Quando cantare dona un pizzico di libertà

 

E’ già capitato che in questo blog persone esterne abbiano collaborato o addirittura scritto gli articoli che poi voi avete letto, questa è una di quelle volte ed io colgo l’occasione di salutare tutti presentandomi, sono il padre di Gabob, credo di essere già stato l’attore principale in un suo articolo in cui si parlava di musica, ma al di là di questo mi piace seguire il blog, inoltre ho spesso avuto la possibilità di aiutare nella composizione dell’articolo Gabriele stesso, quindi in più di un’occasione mi sono sentito parte attiva. Comunque mi è stato proposto di parlarvi di un’esperienza per me un po’ particolare e quindi eccomi qui ad esporvela con grande piacere.

La musica è sempre stata per me Occasione, Incontro, qualche volta anche Scontro o Rimpianto, ma in ogni caso sempre parte appassionata e viva della mia vita ed inevitabilmente della mia famiglia, mi sono sempre lasciato trasportare dalle proposte che per causa sua mi capitavano e quindi mi sono ritrovato tante volte in situazioni che non sono proprio quotidiane. Fra le mie varie attività musicali una delle più importanti è legata alla direzione del coro “Associazione del Piccolo Grande coro Polifonico Oschirese” che quest’anno ha avviato un progetto, “Liberi di Cantare”, che prevede le varie esibizioni all’interno dei carceri che decidono di aderire all’iniziativa, così uno sparuto gruppo di “diversamente giovani” si è ritrovato a Nuchis , un piccolo centro dell’alta Gallura vicino a Tempio, sede di un carcere con regime 41. Quando dopo i primi contatti ci sono state date le indicazioni per poter entrare all’interno del carcere non avevamo idea di cosa avremmo potuto conoscere ed incontrare, e soprattutto di come i detenuti ci avrebbero accolti, quindi titubanti il giorno 6 del mese di maggio, varchiamo il fatidico cancello, dopo aver deposto telefonini, macchine fotografiche, computer e quant’altro, dopo aver esibito documenti mostrato le nostre credenziali agli agenti preposti ai controlli, e poi un altro cancello, e poi un’altro ancora e ancora fino a raggiungere la cappella del carcere nella quale avremmo dovuto accompagnare col canto la Celebrazione della Santa Messa e successivamente ad essa intrattenere ancora i detenuti per un mini concerto di circa 20 minuti.

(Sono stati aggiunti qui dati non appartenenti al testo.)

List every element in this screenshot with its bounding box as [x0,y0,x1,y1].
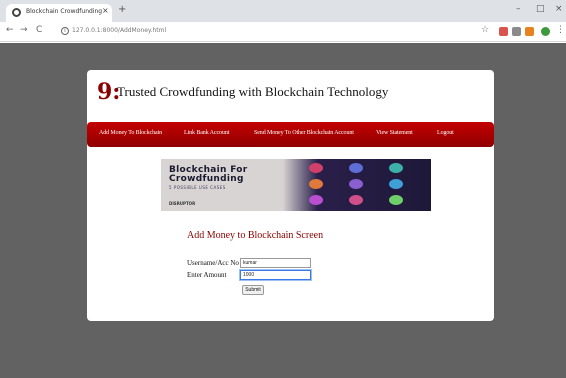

I carcerati erano a diretto contatto con noi e le guardie sorvegliavano attente tutta la situazione, però devo dirvi che non ho mai avuto sensazioni negative, anzi mi son sempre sentito tranquillo e la Messa si è svolta nella massima serenità e spiritualità che il momento richiede, col coro che ha potuto accompagnarla in modo ottimale e … bello. Qualche minuto dopo la fine del rito siamo pronti per eseguire i 4 brani previsti e preparati e così con la giusta attenzione, concentrazione e serenità proponiamo in successione:

Hallelujah di Leonard Cohen; Nostra Signora di Castro una mia composizione che è diventata l’emblema del coro; Dolcenera di Fabrizio de Andrè; infine il brano della speranza che è Mere Manna di Piero Marras.

Non so perché, forse la particolarità dell’atmosfera o il calore che i reclusi hanno mostrato nei nostri confronti, ma abbiamo cantato bene così come poche volte era successo, ed il ringraziamento sincero di chi era presente è stata la miglior paga da me mai ricevuta, è stata una di quelle volte in cui ti rendi conto che la musica comunque è motivo di incontro e di compagnia.

Alla fine di tutto mentre ritiravano i pochi attrezzi del mestiere che ci è stato concesso di introdurre, ci è stato spiegato che nelle carceri col regime 41 gli unici rei assenti sono i Mafiosi e i Terroristi, ma gli altri ci sono tutti e che in quel contesto noi siamo stati a contatto con trafficanti , assassini e altro, e proprio questo rende questo tipo di carceri di massima sicurezza, ma proprio per questo l’esperienza affrontata risulta ancora più bella e ricca di sensazioni positive.

Vi dico che il progetto vedrà nell’immediato la nostra presenza in altre carceri dell’isola, Mamone e Lanusei saranno le prossime, ma al di la di questo ciò che mi preme dirvi e che in questi luoghi ci stanno Uomini già giudicati per i loro crimini, Uomini che stanno pagando le loro colpe e probabilmente qualcuno di loro paga le colpe commesse da altri Uomini, però il bisogno di Umanità all’interno di queste realtà è davvero incredibile e indicibile, la sofferenza che si sente è reale , tangibile, e penso anche che liberarsi del problema con un semplice “ha sbagliato paghi” sia riduttivo, le sensazioni che ho provato in questa esperienza sono tutto tranne che riduttive, ho passato all’interno di quel posto un’ora e mezza circa e pur sapendo che dovevo uscire quando ciò è accaduto la fuori ho provato una indescrivibile sensazione di strano sollievo, che mi ha fatto riflettere. Non avevo mai vissuto un’esperienza come questa, e avevo sempre visto il carcere come il posto dimenticato da tutti quelli che sono fuori, e spesso anch’io ho pensato che chi commetteva errori di un certo tipo bisognava rinchiuderlo e gettarne la memoria nel dimenticatoio, una volta la dentro ha prevalso una sorta di sentimento atto a concedere una possibilità, forse una sola ma reale nella speranza o nel tentativo di recuperarne uno su…chi lo sa o magari anche nessuno, però la conclusione a cui sono arrivato è questa:

E’ giusto che quegli Uomini paghino per i loro errori che spesso sono gravi, ma noi non dimentichiamoci di loro proprio perchè in ogni caso sono Uomini.